TheHumanist.com: What interested you most about working for the American Humanist Association?
I happened upon the graphic designer position at the American Humanist Association as I was beginning to look for positions in the DC area for both professional and family reasons. After exploring the website and reading the FAQs, I was amazed at how much the organization echoed my own philosophical thinking. It was as if I had written the site myself (perhaps not quite so articulately). The position looking to be filled was an excellent match to my skills, and it seemed a wonderful fit.
TheHumanist.com: Did you grow up in a particular religious tradition? What was the experience like for you?
I was raised a Quaker in a family of many generations of Quakers. Quakerism is a very personal, individual way to approach “worship,” one without many supernatural beliefs and little or no ritual practices. My father was a self-proclaimed agnostic, and my mother didn’t really speak about her beliefs. My religious experience was mostly silent meeting for worship, a gathering of Quakers who sit together in a meeting house in meditative silence and occasionally get up to say something when the “spirit” moves them. For me as a child, it was pretty much torture sitting still for that long.

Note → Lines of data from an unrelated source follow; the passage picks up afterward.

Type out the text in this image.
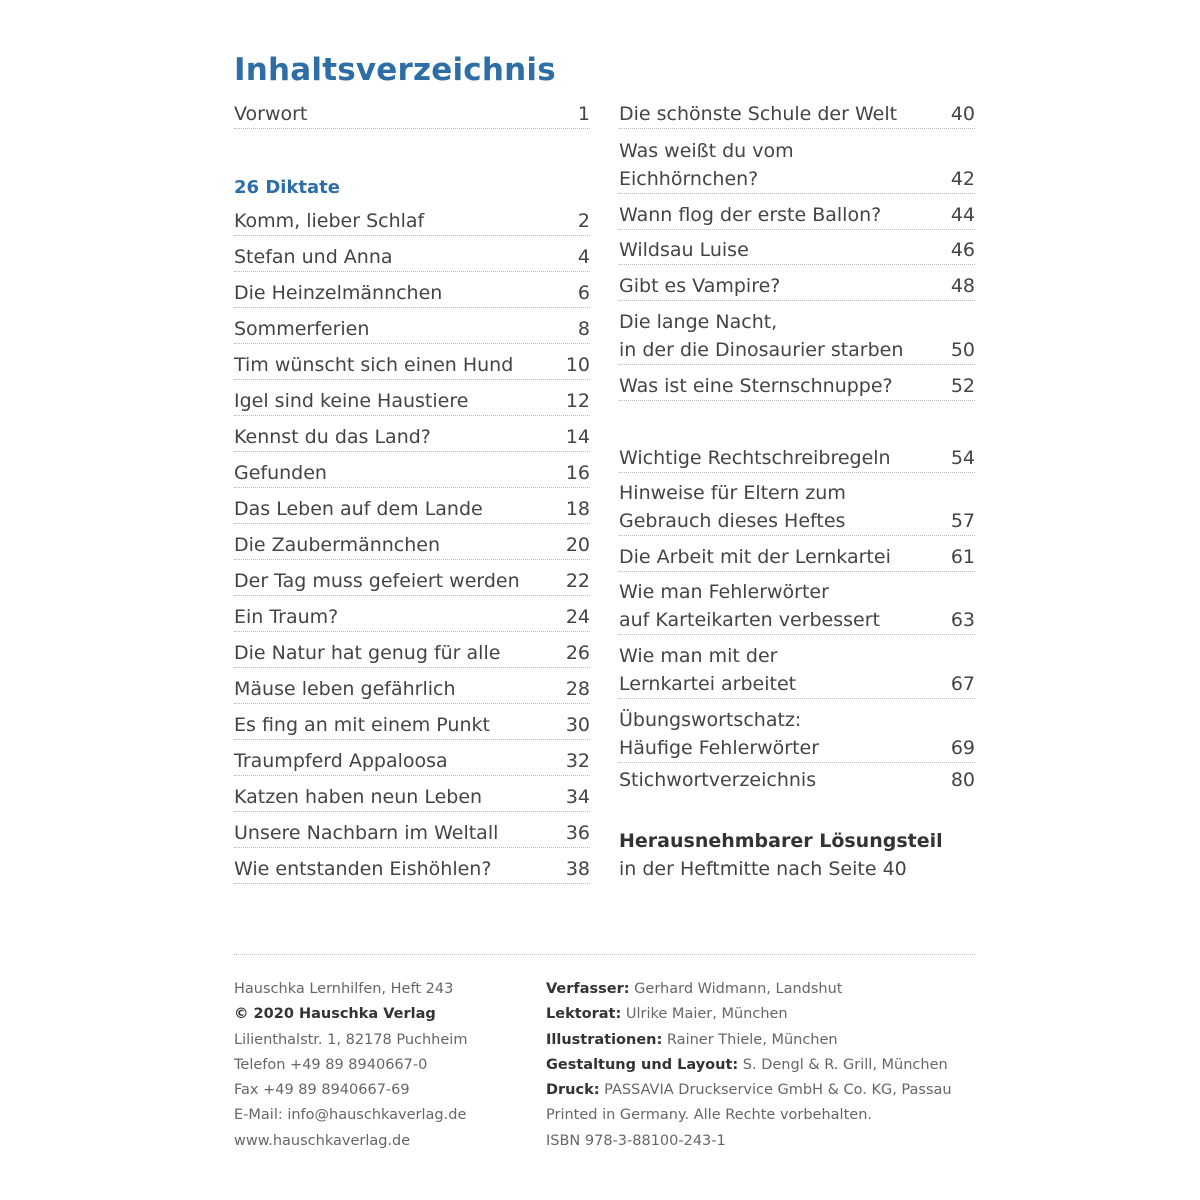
Inhaltsverzeichnis
Vorwort	1
26 Diktate
Komm, lieber Schlaf	2
Stefan und Anna	4
Die Heinzelmännchen	6
Sommerferien	8
Tim wünscht sich einen Hund	10
Igel sind keine Haustiere	12
Kennst du das Land?	14
Gefunden	16
Das Leben auf dem Lande	18
Die Zaubermännchen	20
Der Tag muss gefeiert werden	22
Ein Traum?	24
Die Natur hat genug für alle	26
Mäuse leben gefährlich	28
Es fing an mit einem Punkt	30
Traumpferd Appaloosa	32
Katzen haben neun Leben	34
Unsere Nachbarn im Weltall	36
Wie entstanden Eishöhlen?	38
Die schönste Schule der Welt	40
Was weißt du vom
Eichhörnchen?	42
Wann flog der erste Ballon?	44
Wildsau Luise	46
Gibt es Vampire?	48
Die lange Nacht,
in der die Dinosaurier starben	50
Was ist eine Sternschnuppe?	52
Wichtige Rechtschreibregeln	54
Hinweise für Eltern zum
Gebrauch dieses Heftes	57
Die Arbeit mit der Lernkartei	61
Wie man Fehlerwörter
auf Karteikarten verbessert	63
Wie man mit der
Lernkartei arbeitet	67
Übungswortschatz:
Häufige Fehlerwörter	69
Stichwortverzeichnis	80
Herausnehmbarer Lösungsteil
in der Heftmitte nach Seite 40
Hauschka Lernhilfen, Heft 243
© 2020 Hauschka Verlag
Lilienthalstr. 1, 82178 Puchheim
Telefon +49 89 8940667-0
Fax +49 89 8940667-69
E-Mail: info@hauschkaverlag.de
www.hauschkaverlag.de
Verfasser: Gerhard Widmann, Landshut
Lektorat: Ulrike Maier, München
Illustrationen: Rainer Thiele, München
Gestaltung und Layout: S. Dengl & R. Grill, München
Druck: PASSAVIA Druckservice GmbH & Co. KG, Passau
Printed in Germany. Alle Rechte vorbehalten.
ISBN 978-3-88100-243-1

As I grew older and was introduced to the religious practices of friends, I was very surprised—shocked in fact by all these wonderful smart, regular people, including grown-ups, with these supernatural beliefs and strict, odd magical things like holy water, priests in funny outfits swinging incense around the room, crackers made of a human body, and so on. It totally freaked me out. Now I understand a little better about traditions and how people are raised—but it still freaks me out.
TheHumanist.com: Have you read any good books lately? What’s your favorite book?
I read all the time. I love a good mystery. I love good fiction. Two recent great reads: Carthage: A Novel by Joyce Carol Oates and The Winter of Frankie Machine by Don Winslow.
TheHumanist.com: If you could have dinner with any three people (living or dead), who would they be and why?
- I’d love to sit in a safe spot with Genghis Khan and get the real story of his experiences and beliefs.
- William Shakespeare. I want to know about his process and what he did and did not write.
- Martin Scorsese. His films served as the background to my twenties, and I would love to discuss those times with him and his point of view looking back from now.